33.Dlaczgo religie potrzebują odstępców, odszczepieńców?


Łatwiej jest oszukać ludzi, niż przekonać ich, że są oszukiwani.
Nie wymyśliłem tego zdania, ale w pełni się z nim zgadzam.

Gdyby wszyscy ludzie na Ziemi przypomnieli sobie, że pochodzą z jednego Źródła, jaką 
religię by wyznawali? Czy dążyli by do podziałów między sobą?
Religie istnieją dlatego, że mają wygenerowanych wrogów, przeciwników, których muszą
pokonywać. Muszą nawracać, przekonywać, że posiadają prawdziwą, swoją. Inne są złe i jako
takie zniszczy, usunie Bóg. Każda religia ma także odstępców, to znaczy tych, ktorzy zaczęli
widzieć, że zostali paskudnie, świadomie oszukani, "wrobieni". Oszustami są przywódcy religii.
Przywódcy zorganizowanych religii są narzędziem w rękach Nadziemskich Zwierzchności.
Chrystus przejawiony w Jezusie powiedział:
                 "powiedziano mu więc: Oto twoja matka oraz twoi bracia szukają cię na zwenątrz.
                  Ale on na to rzekł do nich: Któż jest moją matką i moimi braćmi? I rozejrzawszy się
                  po tych, którzy wokół niego w krąg siedzieli, powiedział: Oto moja matka i moi bracia.
                  Każdy, kto wykonuje wolę Boga, ten jest mi bratem i siostrą i matką."
                                                                                                    Marka 3:32-35  NW
Co zdecydowanie wynika z tego biblijnego cytatu?
Czy Jezus miał na myśli tylko ludzi z "domu Jakuba"- Izraela?
Czy w naszych czasach obejmuje to tylko grono współwyznawców jakiejś religii, na przykład
prawosławnych, rzymskokatolików czy Świadków Jehowy?
Pozostali ludzie wykonujący wolę Boga na Ziemi są....kim? Nigdzie poza daną religią nie ma
ludzi wykonujących wolę Boga?
A Ty możesz mieć w każdym zakątku Ziemi, wśród różnych zniewalajacych religii, swe siostry
i braci i matki prawdziwe? Tak myśleć zabrania Jezus Chrystus, czy zarząd Twojej religii?
Wraca pytanie; Co jest wykonywaniem woli Boga?
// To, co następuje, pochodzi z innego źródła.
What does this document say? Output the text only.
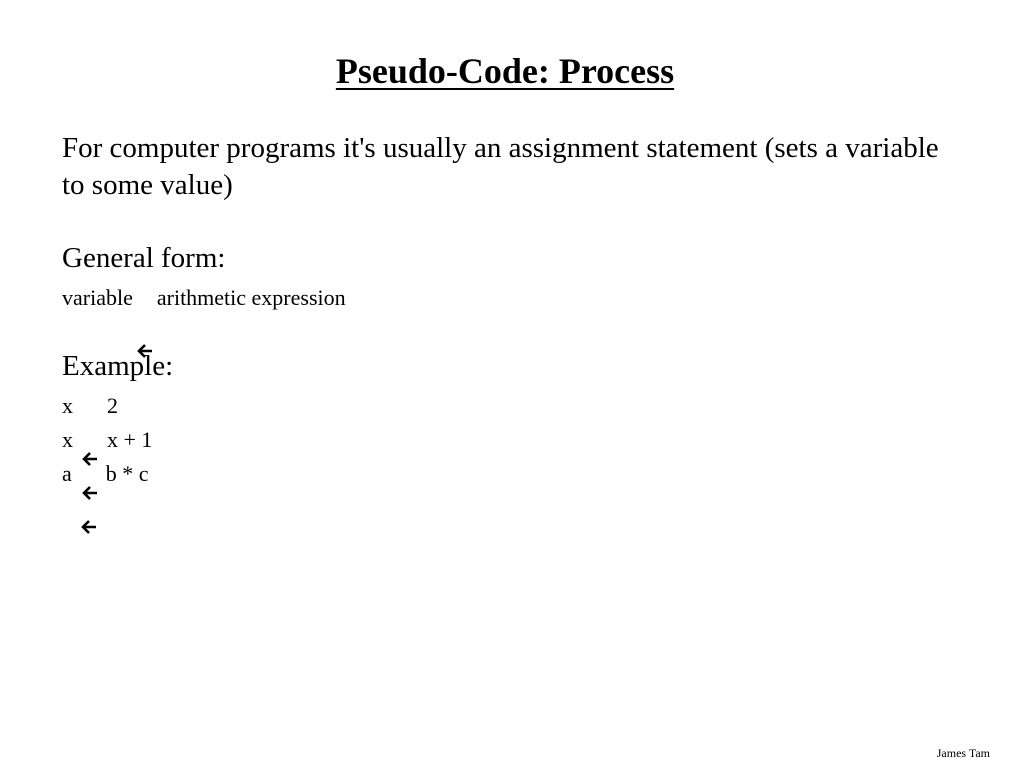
Pseudo-Code: Process
For computer programs it's usually an assignment statement (sets a variable to some value)
General form:
variable

arithmetic expression
Example:
x

2
x

x + 1
a

b * c
James Tam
Tym postem chcę podnieść na duchu wszystkich przerażonych widmem wykluczenia, usunięcia
ze swojej dotychczasowej religii. Taki lęk nie pozwala nawet na osobiste sprawdzenie tego, jak
Biblia pomaga wykryć kłamstwo. Jeśli zaczniesz "po swojemu" wyciagać wnioski z tekstu tej
księgi, zostaniesz wykluczony. Dlaczego? Dlatego, że twoje wnioski są inne niż przewodników
duchowych "Twojej" religii. Zostaniesz wykluczony za swe wnioski, a nie za odstąpienie od Boga
i Chrystusa. Ktoś przez wykluczenie "zrobi" z Ciebie poganina, bo nie myślisz tak jak on?
Może nie warto czekać, aż ignoranci, kierowani przez świadomych odstępców Cię wykluczą.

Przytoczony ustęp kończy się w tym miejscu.